Screenwriter - Fiction Writer - Teacher - Basketball Coach

Projects in the Works

Knowing Jack

A novel

Excerpt from Chapter 1:

 

             Jack sat in a chair in his kitchen and looked out at the patio where it was raining. He had Ella Fitzgerald singing in the background—live from… somewhere. He knew little about music, but there was something about Ella’s voice—the glide and ping of it—that allowed him to sink into himself where he sometimes found things worth feeling and often didn’t.  Today, he felt embarrassed to be in this house—too big for one person, too feminine with the flowery bedspreads and yellow wallpaper. When he got in a rut like this he remained in the chair until a sense of humiliation radiated up his spine and made him stand.
            Unless it was basketball season, as it was now, he often had no idea where he’d go when he stood, but he found that he could usually improvise: a trip to the bank where Lilian, the teller, always smiled and called him by his name, or a drive to the diner on 71 where he could be handed a cheery-colored breakfast of eggs and hash browns, no matter the time of day.
            He rarely ate meals at the school cafeteria any more. As a respected coach, he had once been the person everyone in Delaware had associated with Enfield Prep—a sort of gruff ambassador who spoke the language of the farmers and truck drivers and waitresses who lived in town.
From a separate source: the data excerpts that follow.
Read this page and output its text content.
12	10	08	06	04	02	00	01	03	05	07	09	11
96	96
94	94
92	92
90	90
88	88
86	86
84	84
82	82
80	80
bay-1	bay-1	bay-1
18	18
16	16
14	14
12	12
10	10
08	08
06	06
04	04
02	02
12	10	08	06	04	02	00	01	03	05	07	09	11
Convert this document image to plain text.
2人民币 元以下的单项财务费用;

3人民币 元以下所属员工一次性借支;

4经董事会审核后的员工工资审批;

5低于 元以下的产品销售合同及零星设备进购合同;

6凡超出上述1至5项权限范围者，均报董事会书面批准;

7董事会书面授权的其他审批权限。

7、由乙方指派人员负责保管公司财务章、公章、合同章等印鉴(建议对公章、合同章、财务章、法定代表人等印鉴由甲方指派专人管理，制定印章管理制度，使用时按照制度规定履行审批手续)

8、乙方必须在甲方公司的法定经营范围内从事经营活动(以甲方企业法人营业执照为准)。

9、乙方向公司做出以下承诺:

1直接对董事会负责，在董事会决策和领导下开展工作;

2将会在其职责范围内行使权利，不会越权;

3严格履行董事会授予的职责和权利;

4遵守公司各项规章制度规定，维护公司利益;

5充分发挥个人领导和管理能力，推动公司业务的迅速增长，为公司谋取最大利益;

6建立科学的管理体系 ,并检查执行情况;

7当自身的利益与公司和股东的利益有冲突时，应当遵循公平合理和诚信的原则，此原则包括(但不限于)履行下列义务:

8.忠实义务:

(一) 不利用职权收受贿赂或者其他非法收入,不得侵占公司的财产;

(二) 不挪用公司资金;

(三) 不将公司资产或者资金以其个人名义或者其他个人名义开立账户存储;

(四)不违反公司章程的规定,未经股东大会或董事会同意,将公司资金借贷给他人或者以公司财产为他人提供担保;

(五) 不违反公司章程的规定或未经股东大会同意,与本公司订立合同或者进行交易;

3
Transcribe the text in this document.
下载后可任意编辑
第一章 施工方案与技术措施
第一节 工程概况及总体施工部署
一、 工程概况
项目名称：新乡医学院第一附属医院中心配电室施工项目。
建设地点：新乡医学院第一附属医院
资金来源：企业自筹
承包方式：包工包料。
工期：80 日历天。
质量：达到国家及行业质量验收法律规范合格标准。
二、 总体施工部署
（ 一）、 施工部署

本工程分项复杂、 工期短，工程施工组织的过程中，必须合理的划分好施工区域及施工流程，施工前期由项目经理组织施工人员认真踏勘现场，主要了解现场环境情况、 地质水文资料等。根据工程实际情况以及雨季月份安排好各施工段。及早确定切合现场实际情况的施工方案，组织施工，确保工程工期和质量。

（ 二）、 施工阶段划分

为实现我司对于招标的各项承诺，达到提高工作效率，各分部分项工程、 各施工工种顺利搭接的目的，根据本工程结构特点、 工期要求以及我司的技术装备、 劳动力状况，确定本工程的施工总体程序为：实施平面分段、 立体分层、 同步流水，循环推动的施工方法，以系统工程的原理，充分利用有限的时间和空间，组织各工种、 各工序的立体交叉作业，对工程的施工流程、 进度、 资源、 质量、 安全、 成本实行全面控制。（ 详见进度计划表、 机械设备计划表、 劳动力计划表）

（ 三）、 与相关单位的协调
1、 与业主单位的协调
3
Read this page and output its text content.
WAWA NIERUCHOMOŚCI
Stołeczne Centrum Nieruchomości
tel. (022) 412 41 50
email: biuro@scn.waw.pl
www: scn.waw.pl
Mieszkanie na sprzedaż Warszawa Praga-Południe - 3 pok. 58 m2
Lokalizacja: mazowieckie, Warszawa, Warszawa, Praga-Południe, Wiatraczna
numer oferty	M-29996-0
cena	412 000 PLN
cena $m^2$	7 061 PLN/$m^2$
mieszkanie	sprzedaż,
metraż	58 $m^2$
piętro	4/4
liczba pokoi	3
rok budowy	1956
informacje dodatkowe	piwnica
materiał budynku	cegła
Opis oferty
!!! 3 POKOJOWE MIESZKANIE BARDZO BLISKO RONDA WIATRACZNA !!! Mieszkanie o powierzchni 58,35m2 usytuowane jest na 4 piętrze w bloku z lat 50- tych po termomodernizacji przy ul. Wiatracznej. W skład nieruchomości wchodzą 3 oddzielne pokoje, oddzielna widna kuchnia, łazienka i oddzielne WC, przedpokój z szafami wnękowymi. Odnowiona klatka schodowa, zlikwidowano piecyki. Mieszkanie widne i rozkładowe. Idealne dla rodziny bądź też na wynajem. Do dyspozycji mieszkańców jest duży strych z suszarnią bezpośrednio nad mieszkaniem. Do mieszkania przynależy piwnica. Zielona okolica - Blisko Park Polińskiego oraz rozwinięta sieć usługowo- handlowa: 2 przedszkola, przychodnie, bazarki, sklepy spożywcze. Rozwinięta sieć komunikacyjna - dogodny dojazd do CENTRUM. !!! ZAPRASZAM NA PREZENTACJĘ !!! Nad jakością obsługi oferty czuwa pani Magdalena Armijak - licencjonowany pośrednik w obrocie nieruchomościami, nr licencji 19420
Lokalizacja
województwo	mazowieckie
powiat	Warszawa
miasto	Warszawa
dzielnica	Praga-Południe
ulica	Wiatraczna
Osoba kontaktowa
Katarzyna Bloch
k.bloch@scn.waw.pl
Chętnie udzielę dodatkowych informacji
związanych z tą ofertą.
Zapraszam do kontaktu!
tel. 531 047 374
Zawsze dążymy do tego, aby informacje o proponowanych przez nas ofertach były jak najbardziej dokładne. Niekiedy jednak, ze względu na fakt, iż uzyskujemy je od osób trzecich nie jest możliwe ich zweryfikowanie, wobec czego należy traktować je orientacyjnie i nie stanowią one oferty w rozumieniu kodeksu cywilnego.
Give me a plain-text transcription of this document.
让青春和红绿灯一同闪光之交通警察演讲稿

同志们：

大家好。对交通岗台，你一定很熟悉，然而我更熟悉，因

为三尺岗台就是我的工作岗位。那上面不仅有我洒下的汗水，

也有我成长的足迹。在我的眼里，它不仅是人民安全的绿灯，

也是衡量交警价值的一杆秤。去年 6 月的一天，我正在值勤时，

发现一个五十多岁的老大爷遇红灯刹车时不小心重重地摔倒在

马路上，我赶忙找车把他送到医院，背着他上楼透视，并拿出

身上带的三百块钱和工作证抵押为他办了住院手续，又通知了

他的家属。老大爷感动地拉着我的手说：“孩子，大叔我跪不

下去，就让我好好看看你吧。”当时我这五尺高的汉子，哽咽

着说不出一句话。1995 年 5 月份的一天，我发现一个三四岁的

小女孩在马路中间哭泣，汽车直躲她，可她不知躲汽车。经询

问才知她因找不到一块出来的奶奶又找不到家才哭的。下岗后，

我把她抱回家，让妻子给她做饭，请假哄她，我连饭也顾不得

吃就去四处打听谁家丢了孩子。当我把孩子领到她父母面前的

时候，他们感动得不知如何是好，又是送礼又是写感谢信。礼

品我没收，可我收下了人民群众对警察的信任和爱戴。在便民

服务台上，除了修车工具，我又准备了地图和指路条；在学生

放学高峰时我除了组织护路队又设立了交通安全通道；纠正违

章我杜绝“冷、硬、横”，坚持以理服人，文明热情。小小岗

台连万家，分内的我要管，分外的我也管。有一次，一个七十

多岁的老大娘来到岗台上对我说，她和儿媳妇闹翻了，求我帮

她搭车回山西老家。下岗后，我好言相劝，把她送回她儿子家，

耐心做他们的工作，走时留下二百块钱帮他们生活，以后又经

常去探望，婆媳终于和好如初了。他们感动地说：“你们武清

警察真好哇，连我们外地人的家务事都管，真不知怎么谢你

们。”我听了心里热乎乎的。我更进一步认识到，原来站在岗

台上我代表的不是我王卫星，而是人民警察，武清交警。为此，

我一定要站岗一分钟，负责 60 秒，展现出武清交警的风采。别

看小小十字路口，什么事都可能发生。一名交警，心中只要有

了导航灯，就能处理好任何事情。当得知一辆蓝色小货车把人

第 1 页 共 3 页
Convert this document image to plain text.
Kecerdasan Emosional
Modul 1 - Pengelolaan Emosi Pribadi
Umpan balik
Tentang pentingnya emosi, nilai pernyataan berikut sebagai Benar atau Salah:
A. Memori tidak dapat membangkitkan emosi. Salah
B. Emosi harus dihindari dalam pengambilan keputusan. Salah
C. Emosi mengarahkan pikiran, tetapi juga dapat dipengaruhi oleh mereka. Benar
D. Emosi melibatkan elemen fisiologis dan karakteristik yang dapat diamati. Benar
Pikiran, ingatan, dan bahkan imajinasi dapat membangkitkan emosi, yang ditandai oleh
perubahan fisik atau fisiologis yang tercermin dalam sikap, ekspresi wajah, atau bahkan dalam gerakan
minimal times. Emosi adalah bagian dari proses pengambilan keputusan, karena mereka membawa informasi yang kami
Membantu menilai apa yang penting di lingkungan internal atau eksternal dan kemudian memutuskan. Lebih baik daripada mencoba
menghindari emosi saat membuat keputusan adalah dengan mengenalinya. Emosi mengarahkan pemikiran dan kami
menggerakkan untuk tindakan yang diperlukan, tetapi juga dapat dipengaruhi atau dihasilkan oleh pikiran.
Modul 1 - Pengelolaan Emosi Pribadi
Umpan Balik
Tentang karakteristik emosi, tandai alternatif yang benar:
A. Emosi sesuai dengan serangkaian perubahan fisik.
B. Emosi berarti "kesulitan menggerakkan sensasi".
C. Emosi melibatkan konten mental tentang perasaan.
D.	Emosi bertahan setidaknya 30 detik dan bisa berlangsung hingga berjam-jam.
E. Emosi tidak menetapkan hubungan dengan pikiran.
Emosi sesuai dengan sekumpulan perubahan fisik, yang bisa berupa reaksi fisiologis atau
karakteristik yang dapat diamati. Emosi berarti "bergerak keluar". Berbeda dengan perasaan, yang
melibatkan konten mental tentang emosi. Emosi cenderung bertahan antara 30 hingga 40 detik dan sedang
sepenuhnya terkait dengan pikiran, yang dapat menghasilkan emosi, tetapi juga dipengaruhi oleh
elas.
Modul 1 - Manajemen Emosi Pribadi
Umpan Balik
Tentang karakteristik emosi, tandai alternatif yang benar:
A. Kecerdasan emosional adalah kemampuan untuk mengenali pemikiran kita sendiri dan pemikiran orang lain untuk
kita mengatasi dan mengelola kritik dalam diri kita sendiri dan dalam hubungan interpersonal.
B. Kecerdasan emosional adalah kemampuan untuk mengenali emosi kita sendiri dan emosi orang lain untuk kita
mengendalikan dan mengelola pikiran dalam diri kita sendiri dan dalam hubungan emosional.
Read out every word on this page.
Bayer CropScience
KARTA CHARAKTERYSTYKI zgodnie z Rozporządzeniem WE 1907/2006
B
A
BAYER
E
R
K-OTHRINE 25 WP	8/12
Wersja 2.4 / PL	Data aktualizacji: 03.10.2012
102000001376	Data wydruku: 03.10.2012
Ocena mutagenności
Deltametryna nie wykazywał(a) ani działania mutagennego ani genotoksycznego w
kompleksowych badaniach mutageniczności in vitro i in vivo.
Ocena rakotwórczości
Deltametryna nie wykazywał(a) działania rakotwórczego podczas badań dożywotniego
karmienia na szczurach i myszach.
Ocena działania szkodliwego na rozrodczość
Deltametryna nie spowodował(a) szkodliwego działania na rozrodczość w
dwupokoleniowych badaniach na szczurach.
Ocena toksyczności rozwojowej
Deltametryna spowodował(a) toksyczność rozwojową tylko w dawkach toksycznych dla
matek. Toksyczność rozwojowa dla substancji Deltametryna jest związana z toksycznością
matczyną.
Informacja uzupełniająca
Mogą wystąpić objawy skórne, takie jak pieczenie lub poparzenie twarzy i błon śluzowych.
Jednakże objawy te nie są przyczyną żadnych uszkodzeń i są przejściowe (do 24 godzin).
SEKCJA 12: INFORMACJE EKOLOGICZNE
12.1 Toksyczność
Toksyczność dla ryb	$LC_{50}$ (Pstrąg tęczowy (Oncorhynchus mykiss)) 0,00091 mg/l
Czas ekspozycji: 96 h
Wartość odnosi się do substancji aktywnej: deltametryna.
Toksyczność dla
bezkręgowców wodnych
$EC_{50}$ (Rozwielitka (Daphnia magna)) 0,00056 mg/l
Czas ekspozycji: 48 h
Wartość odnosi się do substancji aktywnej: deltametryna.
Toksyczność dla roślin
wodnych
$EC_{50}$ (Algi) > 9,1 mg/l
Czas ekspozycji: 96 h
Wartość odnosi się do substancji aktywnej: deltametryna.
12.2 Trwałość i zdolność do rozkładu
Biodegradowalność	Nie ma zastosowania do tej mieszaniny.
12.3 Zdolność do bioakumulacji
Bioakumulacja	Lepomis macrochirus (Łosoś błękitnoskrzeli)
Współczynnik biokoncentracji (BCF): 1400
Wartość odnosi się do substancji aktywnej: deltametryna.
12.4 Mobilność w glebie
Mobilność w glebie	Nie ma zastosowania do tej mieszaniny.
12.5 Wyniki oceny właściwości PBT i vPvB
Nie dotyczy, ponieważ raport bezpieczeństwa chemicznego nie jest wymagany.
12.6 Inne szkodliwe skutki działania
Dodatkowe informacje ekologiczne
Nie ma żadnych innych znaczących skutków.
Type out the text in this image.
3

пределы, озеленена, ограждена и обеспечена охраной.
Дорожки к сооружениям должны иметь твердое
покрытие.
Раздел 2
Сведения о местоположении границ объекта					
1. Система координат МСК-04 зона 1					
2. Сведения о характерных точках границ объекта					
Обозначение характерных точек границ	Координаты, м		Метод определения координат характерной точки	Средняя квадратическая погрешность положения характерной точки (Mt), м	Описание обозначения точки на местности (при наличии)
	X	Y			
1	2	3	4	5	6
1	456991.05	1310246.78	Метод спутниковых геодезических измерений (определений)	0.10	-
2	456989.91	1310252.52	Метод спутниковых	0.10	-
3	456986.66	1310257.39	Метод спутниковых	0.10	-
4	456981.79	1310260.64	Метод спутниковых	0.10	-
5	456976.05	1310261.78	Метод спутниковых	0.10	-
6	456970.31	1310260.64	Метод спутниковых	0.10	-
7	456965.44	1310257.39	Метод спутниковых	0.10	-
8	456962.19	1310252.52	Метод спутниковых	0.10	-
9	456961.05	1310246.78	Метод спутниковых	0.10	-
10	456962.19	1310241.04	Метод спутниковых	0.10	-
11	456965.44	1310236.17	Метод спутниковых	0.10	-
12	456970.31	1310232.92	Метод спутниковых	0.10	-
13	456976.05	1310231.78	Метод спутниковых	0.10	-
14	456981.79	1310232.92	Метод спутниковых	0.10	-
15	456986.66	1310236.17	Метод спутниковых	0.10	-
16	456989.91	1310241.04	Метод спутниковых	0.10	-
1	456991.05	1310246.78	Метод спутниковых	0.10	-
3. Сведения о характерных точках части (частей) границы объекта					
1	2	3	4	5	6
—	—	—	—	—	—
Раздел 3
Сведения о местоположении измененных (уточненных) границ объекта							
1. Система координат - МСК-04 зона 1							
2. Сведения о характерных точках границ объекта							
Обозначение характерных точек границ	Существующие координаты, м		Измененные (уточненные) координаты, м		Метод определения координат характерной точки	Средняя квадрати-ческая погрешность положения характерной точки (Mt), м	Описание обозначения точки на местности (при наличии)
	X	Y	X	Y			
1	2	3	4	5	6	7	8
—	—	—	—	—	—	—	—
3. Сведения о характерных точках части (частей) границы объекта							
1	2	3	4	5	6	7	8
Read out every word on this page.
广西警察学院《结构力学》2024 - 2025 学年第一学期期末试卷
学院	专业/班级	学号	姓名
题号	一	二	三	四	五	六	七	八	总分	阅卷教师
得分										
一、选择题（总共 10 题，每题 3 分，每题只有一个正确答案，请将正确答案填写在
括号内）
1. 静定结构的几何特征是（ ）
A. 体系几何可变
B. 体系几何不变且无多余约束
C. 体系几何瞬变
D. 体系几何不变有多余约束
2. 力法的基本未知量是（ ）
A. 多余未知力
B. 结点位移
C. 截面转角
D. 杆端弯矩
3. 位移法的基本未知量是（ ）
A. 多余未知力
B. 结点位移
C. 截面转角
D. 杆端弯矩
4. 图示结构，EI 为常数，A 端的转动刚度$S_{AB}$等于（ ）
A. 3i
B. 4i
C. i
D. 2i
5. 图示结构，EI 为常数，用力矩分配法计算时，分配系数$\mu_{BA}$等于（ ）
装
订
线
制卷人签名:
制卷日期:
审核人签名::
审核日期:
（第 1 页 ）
Jack had been essential, really, in making the Gothic architecture and aura of eliteness on Odessa Road seem less alien to the locals. But now the school, like many things in recent years, seemed alien to him.
            It was somehow a relief when it rained.  Rain gave him permission to sit, to look out a window and drift in thought. Out this window, right now, he saw a basketball hoop and a rusting backboard affixed to the top of a wooden pole. The hoop had risen on a grey fall day like this one when Maddie, his eight-year-old, couldn’t wait for fairer skies to start making her own rain in the bucket. He was given a lot of credit for her subsequent prowess, and he did teach her a great deal about basketball, but he’d always admitted to himself that her sweet shooting stroke was, like Ella’s voice, immaculately conceived. With her, he never went through the messy, invasive process of aligning feet and tucking elbows, or the dogged reminding about exactly where to affix the eyes. He knew in his irritable bowels that talent was overrated—skill meant almost nothing without coaching and practice—but, well, there was also deftness like this in the world that Jack simply had to shrug at and accept as a gift.
            Ella came to the place in the song where she forgets the words. Jesus. A live performance, and she forgets the words. And yet she glides on, making up lyrics as she goes, rhyming them, laughing at herself. It’s better than the song. It’s actual magic, instead of the illusion of it.
            Jack took another sip of coffee and turned to the photo on the wall near his shoulder. In the framed image, a young Jack in a dark suit stood on the court with a cockeyed smile. He held a trophy in one fist. In his other arm was a lovely brunette—the lover of yellow walls and flowery bedspreads.
            The rain came harder. Jack put the coffee cup down, folded his arms, and tried to remember what kind of man he had been.